How generous. How merciful. How….God!!

I had just walked through breaking the curse, but still some fear resided in my heart and He exposed that, too! He finished it once and for all on the Cross…and then to walk me through it with gentle leading as the powers of hell laced in fear lost its grip on me that day. Hallelujah!

I told the Lord I didn’t want to go back down stairs and take communion, but I wanted to stay with Him and take communion instead.  He whispered, “It’s ok. You don’t have to leave. You can take communion with Me.”

So I grabbed a cup with my wafer of bread, and I let the Holy Spirit guide me. And that’s when God did something so amazing to seal my name!

He said, “Leigh-Taylor, this is my body….broken for you because you were and are WANTED.” I ate the wafer.

Then He said, “Leigh-Taylor, you OVERCOME by the blood of the Lamb and the word of your testimony.” So, I drank the juice.

Communion is all about Jesus and remembering what HE did for us. It was in that time of remembrance that the Lord sealed my name and reminded me that it was done all those years ago. The curse never had any real power over me.
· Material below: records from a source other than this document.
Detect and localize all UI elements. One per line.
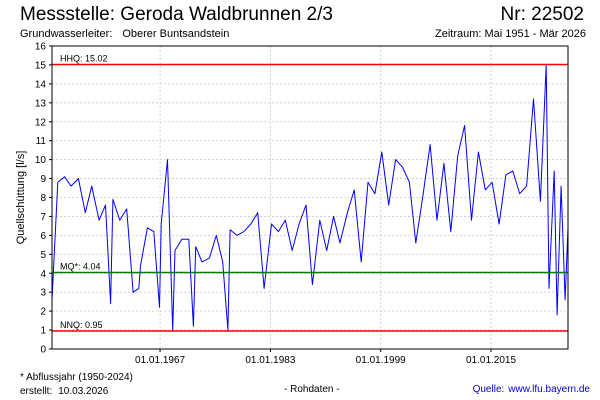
x-tick-label: 01.01.1983 (245, 355, 295, 366)
plot-frame (51, 45, 569, 350)
created-label: erstellt: (20, 386, 53, 397)
raw-data-label: - Rohdaten - (284, 384, 340, 395)
reference-line-label: MQ*: 4.04 (60, 261, 101, 271)
y-tick-label: 16 (35, 42, 47, 53)
y-tick-label: 9 (40, 174, 46, 185)
created-date: 10.03.2026 (58, 386, 109, 397)
y-tick-label: 3 (40, 288, 46, 299)
y-tick-label: 5 (40, 250, 46, 261)
y-tick-label: 15 (35, 60, 47, 71)
y-tick-label: 0 (40, 345, 46, 356)
y-tick-label: 13 (35, 98, 47, 109)
y-tick-label: 4 (40, 269, 46, 280)
y-tick-label: 1 (40, 326, 46, 337)
y-tick-label: 7 (40, 212, 46, 223)
discharge-series-line (51, 64, 569, 331)
y-tick-label: 12 (35, 117, 47, 128)
reference-line-label: NNQ: 0.95 (60, 320, 103, 330)
station-number: Nr: 22502 (500, 4, 584, 25)
aquifer-value: Oberer Buntsandstein (122, 28, 230, 40)
y-tick-label: 8 (40, 193, 46, 204)
y-tick-label: 2 (40, 307, 46, 318)
created-info: erstellt: 10.03.2026 (20, 386, 108, 397)
y-tick-label: 11 (36, 136, 47, 147)
y-tick-label: 10 (35, 155, 47, 166)
x-tick-label: 01.01.1967 (135, 355, 185, 366)
station-title: Messstelle: Geroda Waldbrunnen 2/3 (20, 4, 333, 25)
x-tick-label: 01.01.1999 (356, 355, 406, 366)
period-label: Zeitraum: Mai 1951 - Mär 2026 (434, 28, 586, 40)
x-tick-label: 01.01.2015 (466, 355, 516, 366)
source-link[interactable]: www.lfu.bayern.de (508, 384, 590, 395)
aquifer-info: Grundwasserleiter: Oberer Buntsandstein (20, 28, 229, 40)
reference-line-label: HHQ: 15.02 (60, 54, 108, 64)
source-label: Quelle: (472, 384, 505, 395)
source-info: Quelle: www.lfu.bayern.de (473, 384, 590, 395)
y-tick-label: 6 (40, 231, 46, 242)
y-axis-label: Quellschüttung [l/s] (15, 151, 27, 245)
y-tick-label: 14 (35, 79, 47, 90)
footnote: * Abflussjahr (1950-2024) (20, 372, 133, 383)
aquifer-label: Grundwasserleiter: (20, 28, 113, 40)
I just believed a lie.

But that day as I walked out of the Soaking Room, shackles and chains STAYED on that floor. I took nothing with me except all the amazing promises God has spoken over my life.

Oh, how I’m thankful that I had 45 minutes alone with God in that room. The whole time I was in there, not a single person walked in. How special….sacred….holy.

I am a WANTED OVERCOMER. What has He called you??